Background and purpose: Neck pain frequently is managed by physical therapists. The development of classification methods for matching interventions to subgroups of patients may improve clinical outcomes. The purpose of this study was to describe a proposed classification system for patients with neck pain by examining data for consecutive patients receiving physical therapy interventions.
Subjects and methods: Standardized methods for collecting baseline and intervention data were used for all patients receiving physical therapy interventions for neck pain over 1 year. Outcome variables were the Neck Disability Index (NDI), numeric pain rating, and number of visits. Treatment was provided at the discretion of the physical therapist. After the completion of treatment, each patient was classified by use of baseline variables. The interventions received by the patient were categorized as being matched or not matched to the classification. Outcomes for patients who received matched interventions were compared with those for patients who received nonmatched interventions. The interrater reliability of the classification algorithm was examined with a subset of 50 patients.

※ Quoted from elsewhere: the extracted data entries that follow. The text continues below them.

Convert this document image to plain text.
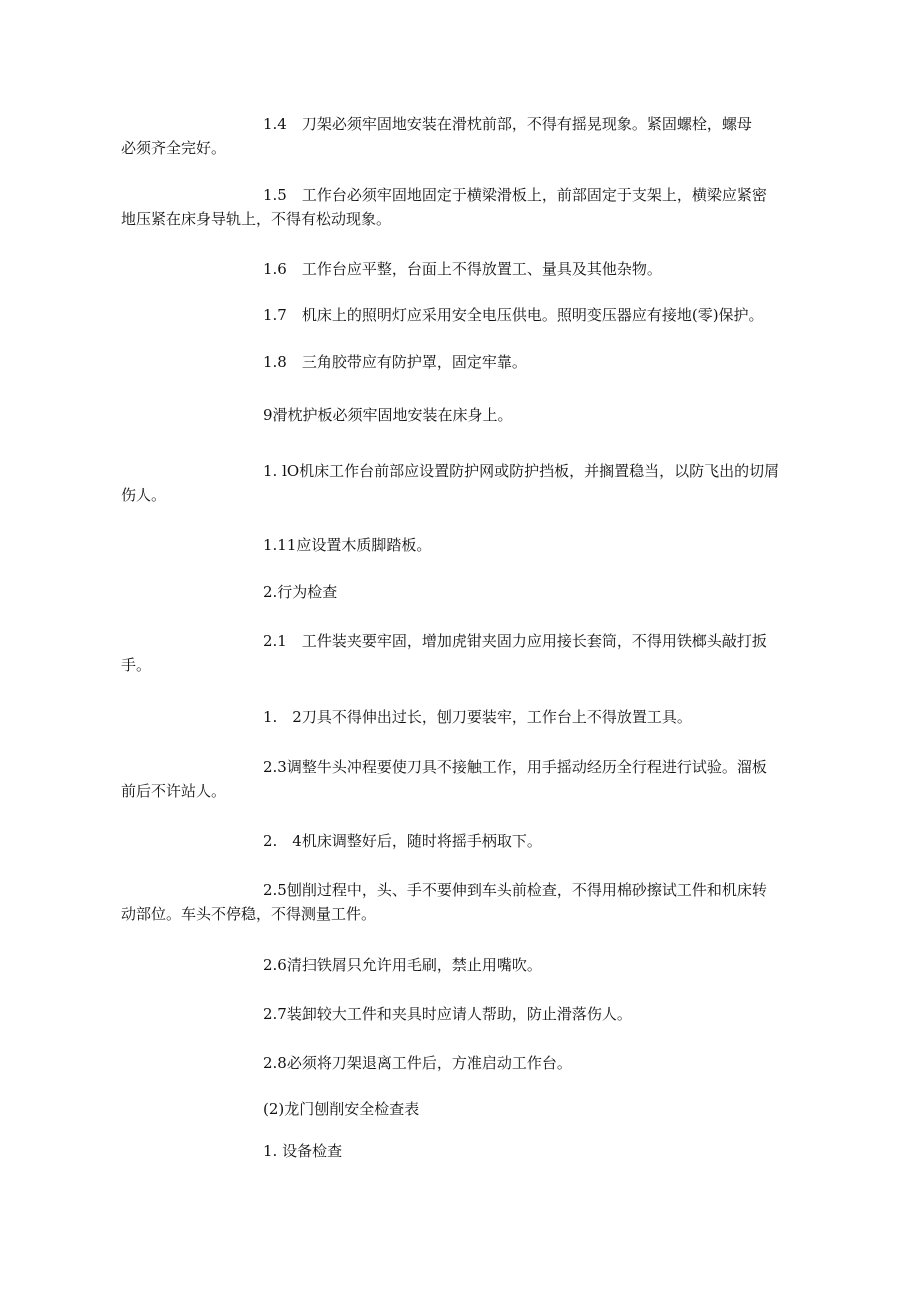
1.4　刀架必须牢固地安装在滑枕前部，不得有摇晃现象。紧固螺栓，螺母
必须齐全完好。
1.5　工作台必须牢固地固定于横梁滑板上，前部固定于支架上，横梁应紧密
地压紧在床身导轨上，不得有松动现象。
1.6　工作台应平整，台面上不得放置工、量具及其他杂物。
1.7　机床上的照明灯应采用安全电压供电。照明变压器应有接地(零)保护。
1.8　三角胶带应有防护罩，固定牢靠。
9滑枕护板必须牢固地安装在床身上。
1. lO机床工作台前部应设置防护网或防护挡板，并搁置稳当，以防飞出的切屑
伤人。
1.11应设置木质脚踏板。
2.行为检查
2.1　工件装夹要牢固，增加虎钳夹固力应用接长套筒，不得用铁榔头敲打扳
手。
1.　2刀具不得伸出过长，刨刀要装牢，工作台上不得放置工具。
2.3调整牛头冲程要使刀具不接触工作，用手摇动经历全行程进行试验。溜板
前后不许站人。
2.　4机床调整好后，随时将摇手柄取下。
2.5刨削过程中，头、手不要伸到车头前检查，不得用棉砂擦试工件和机床转
动部位。车头不停稳，不得测量工件。
2.6清扫铁屑只允许用毛刷，禁止用嘴吹。
2.7装卸较大工件和夹具时应请人帮助，防止滑落伤人。
2.8必须将刀架退离工件后，方准启动工作台。
(2)龙门刨削安全检查表
1. 设备检查
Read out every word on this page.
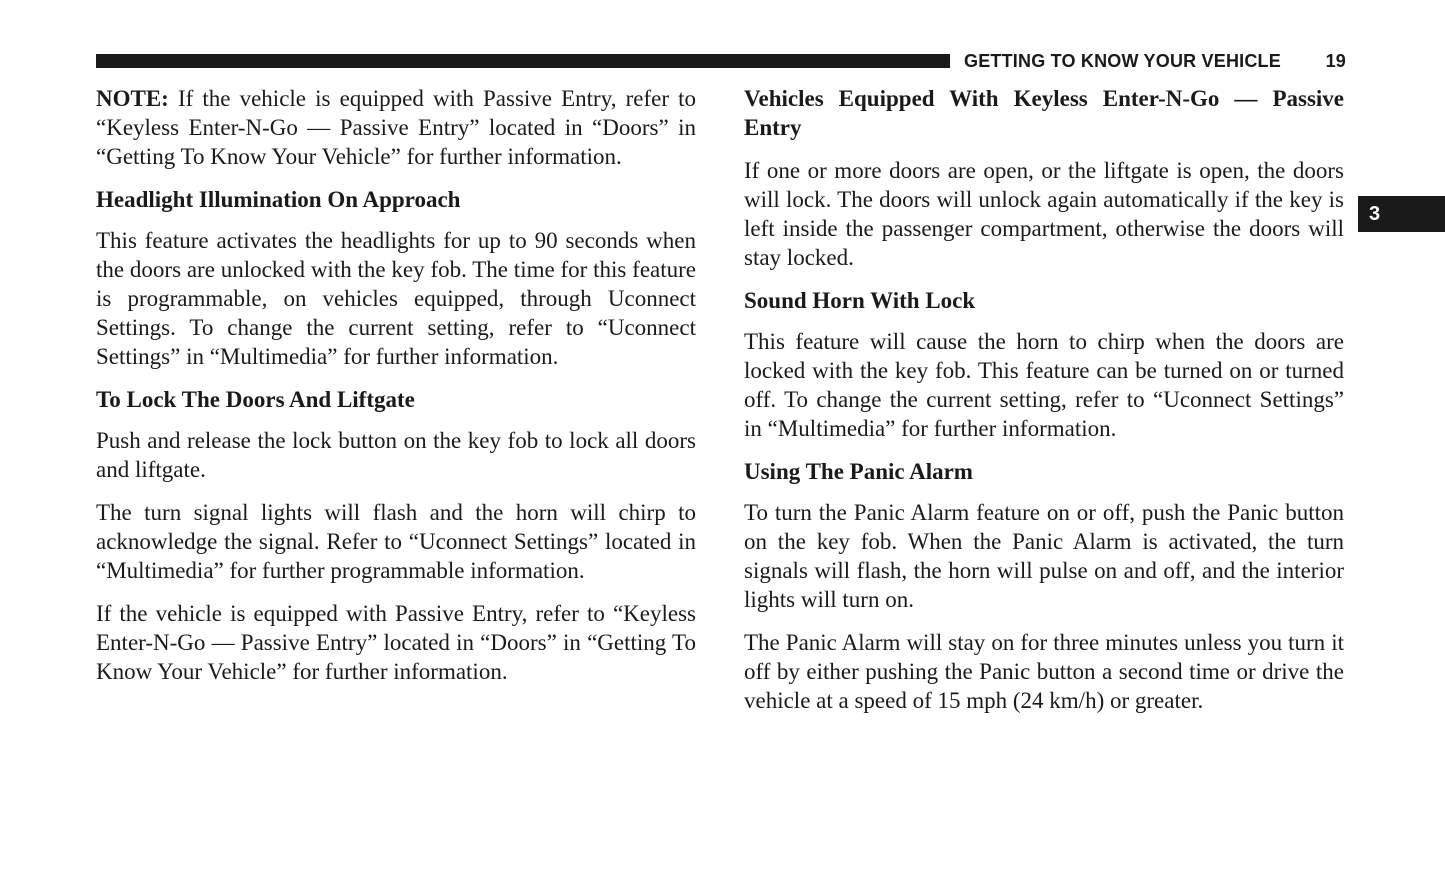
GETTING TO KNOW YOUR VEHICLE 19
3

NOTE: If the vehicle is equipped with Passive Entry, refer to “Keyless Enter-N-Go — Passive Entry” located in “Doors” in “Getting To Know Your Vehicle” for further information.

Headlight Illumination On Approach

This feature activates the headlights for up to 90 seconds when the doors are unlocked with the key fob. The time for this feature is programmable, on vehicles equipped, through Uconnect Settings. To change the current setting, refer to “Uconnect Settings” in “Multimedia” for further information.

To Lock The Doors And Liftgate

Push and release the lock button on the key fob to lock all doors and liftgate.

The turn signal lights will flash and the horn will chirp to acknowledge the signal. Refer to “Uconnect Settings” located in “Multimedia” for further programmable information.

If the vehicle is equipped with Passive Entry, refer to “Keyless Enter-N-Go — Passive Entry” located in “Doors” in “Getting To Know Your Vehicle” for further information.

Vehicles Equipped With Keyless Enter-N-Go — Passive Entry

If one or more doors are open, or the liftgate is open, the doors will lock. The doors will unlock again automatically if the key is left inside the passenger compartment, otherwise the doors will stay locked.

Sound Horn With Lock

This feature will cause the horn to chirp when the doors are locked with the key fob. This feature can be turned on or turned off. To change the current setting, refer to “Uconnect Settings” in “Multimedia” for further information.

Using The Panic Alarm

To turn the Panic Alarm feature on or off, push the Panic button on the key fob. When the Panic Alarm is activated, the turn signals will flash, the horn will pulse on and off, and the interior lights will turn on.

The Panic Alarm will stay on for three minutes unless you turn it off by either pushing the Panic button a second time or drive the vehicle at a speed of 15 mph (24 km/h) or greater.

Results: A total of 274 patients were included in this study (74% women; age [X+/-SD]=44.4+/-16.0 years). The most common classification was centralization (34.7%); next were exercise and conditioning (32.8%) and mobility (17.5%). The interrater reliability for classification decisions was high (kappa=.95, 95% confidence interval [CI]=0.87-1.0). A total of 113 patients (41.2%) received interventions matched to the classification. Receiving matched interventions was associated with greater improvements in the NDI (mean difference=5.6 points, 95% CI=2.6-8.6) and in pain ratings (mean difference=0.74 point, 95% CI=0.21-1.3) than receiving nonmatched interventions.
Discussion and conclusion: The development of classification methods for patients with neck pain may improve the outcomes of physical therapy intervention. This study was done to examine a previously proposed classification system for patients receiving physical therapy interventions for neck pain. Receiving interventions matched to the classification system was associated with better outcomes than receiving nonmatched interventions. Although the design of this study prohibited drawing conclusions about the effectiveness of the system, the results suggest that further research on the system may be warranted.